Asked by deekoder

To translate a quadrilateral by a certain distance, you add the translation values to each of the original coordinates of the vertices.

Let's denote the original coordinates of quadrilateral ABCD as:
- A(x₁, y₁)
- B(x₂, y₂)
- C(x₃, y₃)
- D(x₄, y₄)

For this translation, we need to:
- Move right by 2 units: Add 2 to the x-coordinates.
- Move up by 4 units: Add 4 to the y-coordinates.

The new coordinates after the translation will be:
- A′(x₁ + 2, y₁ + 4)
- B′(x₂ + 2, y₂ + 4)
- C′(x₃ + 2, y₃ + 4)
- D′(x₄ + 2, y₄ + 4)

From the options provided, we need to identify which set of coordinates corresponds to this transformation.
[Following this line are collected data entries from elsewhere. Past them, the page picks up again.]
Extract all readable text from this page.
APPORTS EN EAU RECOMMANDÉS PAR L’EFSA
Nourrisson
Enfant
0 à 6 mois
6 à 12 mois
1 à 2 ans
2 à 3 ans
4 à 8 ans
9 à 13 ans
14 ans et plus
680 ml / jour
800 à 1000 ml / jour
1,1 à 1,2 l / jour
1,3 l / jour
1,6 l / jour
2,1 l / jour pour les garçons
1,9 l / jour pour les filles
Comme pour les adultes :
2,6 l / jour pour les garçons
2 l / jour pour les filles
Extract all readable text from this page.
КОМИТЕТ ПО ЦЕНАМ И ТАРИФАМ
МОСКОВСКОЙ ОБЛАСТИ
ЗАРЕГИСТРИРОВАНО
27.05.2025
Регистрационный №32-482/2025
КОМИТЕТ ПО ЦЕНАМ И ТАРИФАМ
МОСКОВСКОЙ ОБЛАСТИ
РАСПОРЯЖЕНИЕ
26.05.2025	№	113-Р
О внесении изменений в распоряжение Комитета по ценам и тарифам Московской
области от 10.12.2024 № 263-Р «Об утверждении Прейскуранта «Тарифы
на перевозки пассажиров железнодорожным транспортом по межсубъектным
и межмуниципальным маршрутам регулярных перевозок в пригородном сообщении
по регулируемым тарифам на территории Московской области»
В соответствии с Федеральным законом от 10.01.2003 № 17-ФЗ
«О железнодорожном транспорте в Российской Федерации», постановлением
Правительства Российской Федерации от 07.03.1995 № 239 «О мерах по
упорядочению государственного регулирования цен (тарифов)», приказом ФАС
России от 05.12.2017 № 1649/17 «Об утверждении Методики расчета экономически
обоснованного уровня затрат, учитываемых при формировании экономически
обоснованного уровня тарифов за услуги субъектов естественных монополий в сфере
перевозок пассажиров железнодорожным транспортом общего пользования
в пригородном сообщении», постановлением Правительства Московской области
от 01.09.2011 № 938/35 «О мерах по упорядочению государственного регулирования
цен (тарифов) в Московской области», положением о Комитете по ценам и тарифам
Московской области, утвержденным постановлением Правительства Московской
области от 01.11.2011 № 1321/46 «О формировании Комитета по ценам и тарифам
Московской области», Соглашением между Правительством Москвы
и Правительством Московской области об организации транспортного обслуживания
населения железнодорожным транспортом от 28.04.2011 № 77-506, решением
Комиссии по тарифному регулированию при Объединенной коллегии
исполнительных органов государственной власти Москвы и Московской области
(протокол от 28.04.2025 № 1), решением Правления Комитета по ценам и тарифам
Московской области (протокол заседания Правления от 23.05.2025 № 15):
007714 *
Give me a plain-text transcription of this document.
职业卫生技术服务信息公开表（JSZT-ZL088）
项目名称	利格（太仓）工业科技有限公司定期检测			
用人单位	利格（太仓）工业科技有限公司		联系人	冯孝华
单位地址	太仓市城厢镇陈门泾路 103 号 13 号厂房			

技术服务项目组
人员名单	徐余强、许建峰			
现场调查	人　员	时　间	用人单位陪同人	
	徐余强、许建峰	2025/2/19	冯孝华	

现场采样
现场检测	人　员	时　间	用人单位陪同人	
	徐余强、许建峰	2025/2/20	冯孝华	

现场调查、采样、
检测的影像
Now, let’s evaluate the four given options for the expected coordinates.

**Option 1:**
- A′(7,−1), B′(10,1), C′(12,−1), D′(10,−3)

**Option 2:**
- A′(3,7), B′(6,9), C′(8,7), D′(6,5)

**Option 3:**
- A′(3,−1), B′(6,1), C′(8,−1), D′(6,−3)

**Option 4:**
- A′(7,7), B′(10,9), C′(12,7), D′(10,5)

To find the transformed coordinates, we can deduce that:

If originally A is (x₁, y₁) then:
- A' = (x₁ + 2, y₁ + 4)
For this to yield integer coordinates in the ranges given, we must apply the transformations.

Let's take one of the options and assume A' = (3, -1) and see if it satisfies the transformation conditions.
If A′ = (3,−1):
- This means its original coordinates A might have been (1, 3) since (1 + 2, 3 + 4) = (3, -1).

However, let's evaluate which options have all corresponding transformations consistent across the quadrilateral.

At a glance:
- Option 3 seems to hold the right transformation under basic translation principles considering the vertical and horizontal scaling.

Thus, the answer is:
**Option 3: A′(3,−1), B′(6,1), C′(8,−1), D′(6,−3)**.